FAQ

From CAC Documentation wiki
Revision as of 10:29, 31 July 2017 by Shl1 (talk | contribs)
Jump to navigation Jump to search

Account

How can I obtain a CAC account?

See How to Start a Project.

How can I determine the number of hours I have left before I reach my project limit?

Check links from the CAC Projects page.

My account is locked.

If it was locked after repeated password failures, it should automatically unlock after 30 minutes. Otherwise: Contact Support

I forgot my password, or have problems with a new password, or need a password reset.

Contact Support

Are my login id and password the same for all machines?

Yes. For an ssh connection give your login id at the prompt. With a Windows GUI, specify the username as CTC_ITH\<login_id> or <login_id>@tc.cornell.edu.

When I try to use a Remote Desktop client to connect to winlogin, it tells me that my username/password are incorrect.

Make sure that you are logging using the CTC_ITH domain. If you just put your username in the "username" box, it will try to log you into winlogin as a local user, which won't work. Put CTC_ITH\<username> in the "username" box.


Files

How can I copy files to my desktop from H:?

Use SSH client to sftp files. See File_Transfer_To_Clusters.

Can't use scp to transfer files to the CAC.

Use sftp.

Problems using WinSCP.

Use sftp.

Needed to share a file with a colleague outside the university. This is typically available on to CAC personnel.

Showed how to use outgoing ftp folder and sent detailed instructions by email.

Can't access files.

System problem. Send email to consult@tc.cornell.edu.

Can see files in explorer, but sees files only in home directory with dir at command prompt.

User had navigated Start | Run, then typed the command command. Needs to use the command cmd.

How Do I Transfer Files To and From CAC Machines?

  1. Use a program to send them - SecureShell
    • Faster over slower connections.
    • Less hassle.
  2. Make your CAC home directory look like a local drive - FileAccess
    • Works fine on campus.
    • Convenient for editing.

If you have any questions, please Web site contact Send email or call 607.254.8686.

Why use a temporary directory

It is faster to perform local file I/O and copy complete data files to/from $HOME at the beginning and the end of the job, rather than perform I/O over the network ($HOME is network mounted on the compute nodes).

  • Torque creates a uniquely named directory (/tmp/$PBS_JOBID) when a job starts and stores the path of this directory in the $TMPDIR environment variable. This directory is cleaned up when the job exits.
    • To use this feature, reference $TMPDIR
  • You may create directories for file read/writes outside your /tmp/$PBS_JOBID in /tmp. You do risk leaving any data there; it may be deleted at any time we see /tmp getting full.

Red Cloud

How secure is Red Cloud

Red Cloud Security

Red Cloud, CAC's infrastructure as a service cloud, runs Eucalyptus cloud management software.
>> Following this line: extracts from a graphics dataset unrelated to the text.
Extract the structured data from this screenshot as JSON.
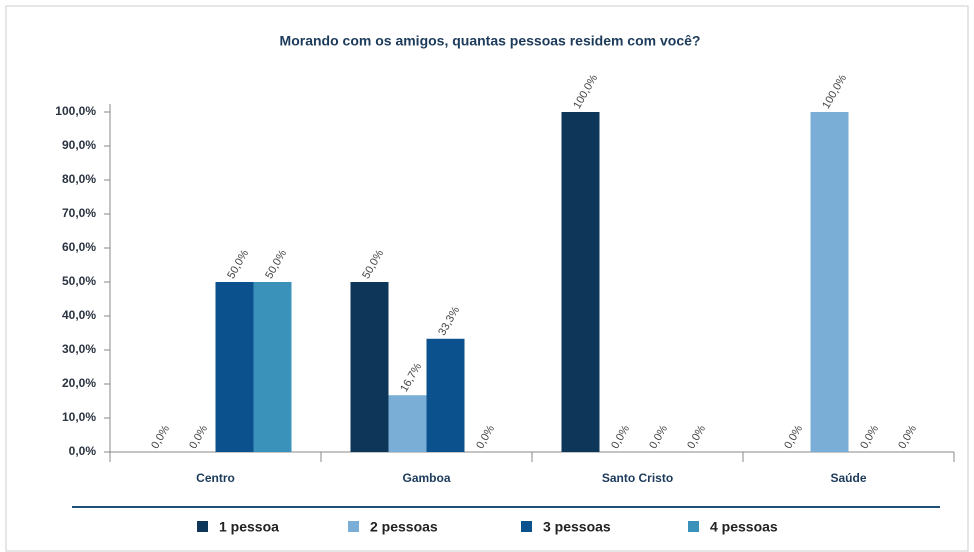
{
  "chart_data": {
    "type": "bar",
    "title": "Morando com os amigos, quantas pessoas residem com você?",
    "categories": [
      "Centro",
      "Gamboa",
      "Santo Cristo",
      "Saúde"
    ],
    "series": [
      {
        "name": "1 pessoa",
        "color": "#0d3658",
        "values": [
          0,
          50,
          100,
          0
        ],
        "value_labels": [
          "0,0%",
          "50,0%",
          "100,0%",
          "0,0%"
        ]
      },
      {
        "name": "2 pessoas",
        "color": "#7aaed6",
        "values": [
          0,
          16.7,
          0,
          100
        ],
        "value_labels": [
          "0,0%",
          "16,7%",
          "0,0%",
          "100,0%"
        ]
      },
      {
        "name": "3 pessoas",
        "color": "#0b518e",
        "values": [
          50,
          33.3,
          0,
          0
        ],
        "value_labels": [
          "50,0%",
          "33,3%",
          "0,0%",
          "0,0%"
        ]
      },
      {
        "name": "4 pessoas",
        "color": "#3a92bb",
        "values": [
          50,
          0,
          0,
          0
        ],
        "value_labels": [
          "50,0%",
          "0,0%",
          "0,0%",
          "0,0%"
        ]
      }
    ],
    "ylim": [
      0,
      100
    ],
    "yticks": [
      {
        "value": 0,
        "label": "0,0%"
      },
      {
        "value": 10,
        "label": "10,0%"
      },
      {
        "value": 20,
        "label": "20,0%"
      },
      {
        "value": 30,
        "label": "30,0%"
      },
      {
        "value": 40,
        "label": "40,0%"
      },
      {
        "value": 50,
        "label": "50,0%"
      },
      {
        "value": 60,
        "label": "60,0%"
      },
      {
        "value": 70,
        "label": "70,0%"
      },
      {
        "value": 80,
        "label": "80,0%"
      },
      {
        "value": 90,
        "label": "90,0%"
      },
      {
        "value": 100,
        "label": "100,0%"
      }
    ],
    "grid": false,
    "legend": "bottom"
  }
}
Because Eucalyptus implements an Amazon Web Service (AWS) compatible private cloud, Red Cloud's security model follows closely after AWS.

User Interface and API

User Authentication

Red Cloud accepts two types of user authentication: password and AWS-style keys consisting of 2 randomly generated strings. Users log into the web management console using passwords. The user name and password is authenticated against CAC's Active Directory via Kerberos. For making AWS compatible API calls, users can obtain their keys from the web console. All API calls are SSL encrypted, as are web console sessions.

User Access Management

Eucalyptus fully implements AWS's Identity and Access Management (IAM) features. Group and user polices can be used for controlling access on per resource and API call basis. See AWS's IAM documentation for details.

Instance Access Control

Red Cloud runs Eucalyptus in "Managed" mode to implement security group and elastic IP address features described below. In Managed mode, all user data passed within the cloud infrastructure are VLAN tagged according to the security groups. The network switch connecting the cloud controller and physical nodes running the instances performs layer 2 switching guaranteeing network isolation between security groups. Instances have no access to network packets belonging to other instances outside their own security groups.
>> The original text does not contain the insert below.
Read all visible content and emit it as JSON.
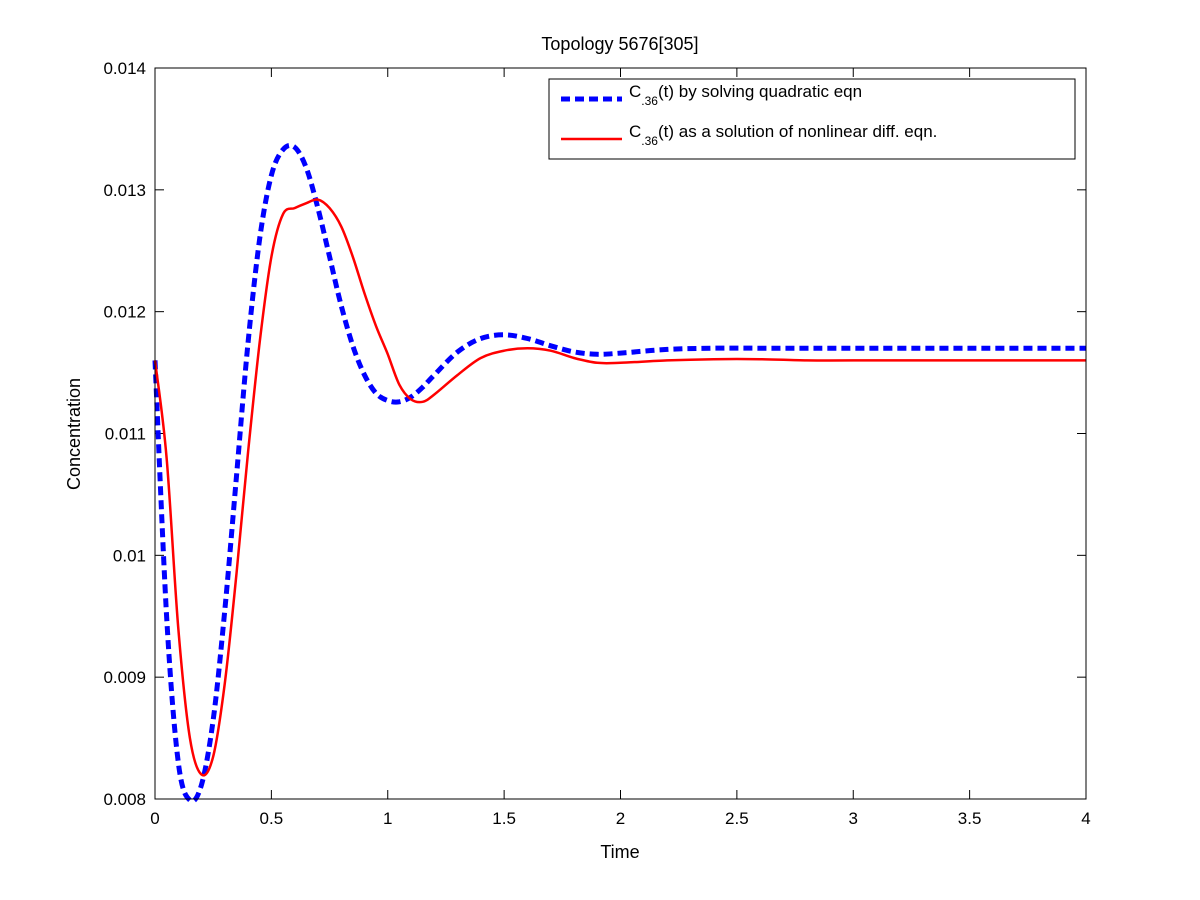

To provide elastic IP addresses, Eucalyptus configures iptables running on the cloud controller host to perform the required source and destination network address translation (SNAT and DNAT).

These features are implemented in Red Cloud infrastructure, independent of the configurations by the users on their instances.

Security Group

Each instance (virtual machine) is assigned a security group at launch time. A security group is a private network in the cloud where network access between instances in the same security group is unrestricted.

Access to an instance from outside its security group is subject to the group's access rules. Users can define the access rules by protocol, source IP address and destination port.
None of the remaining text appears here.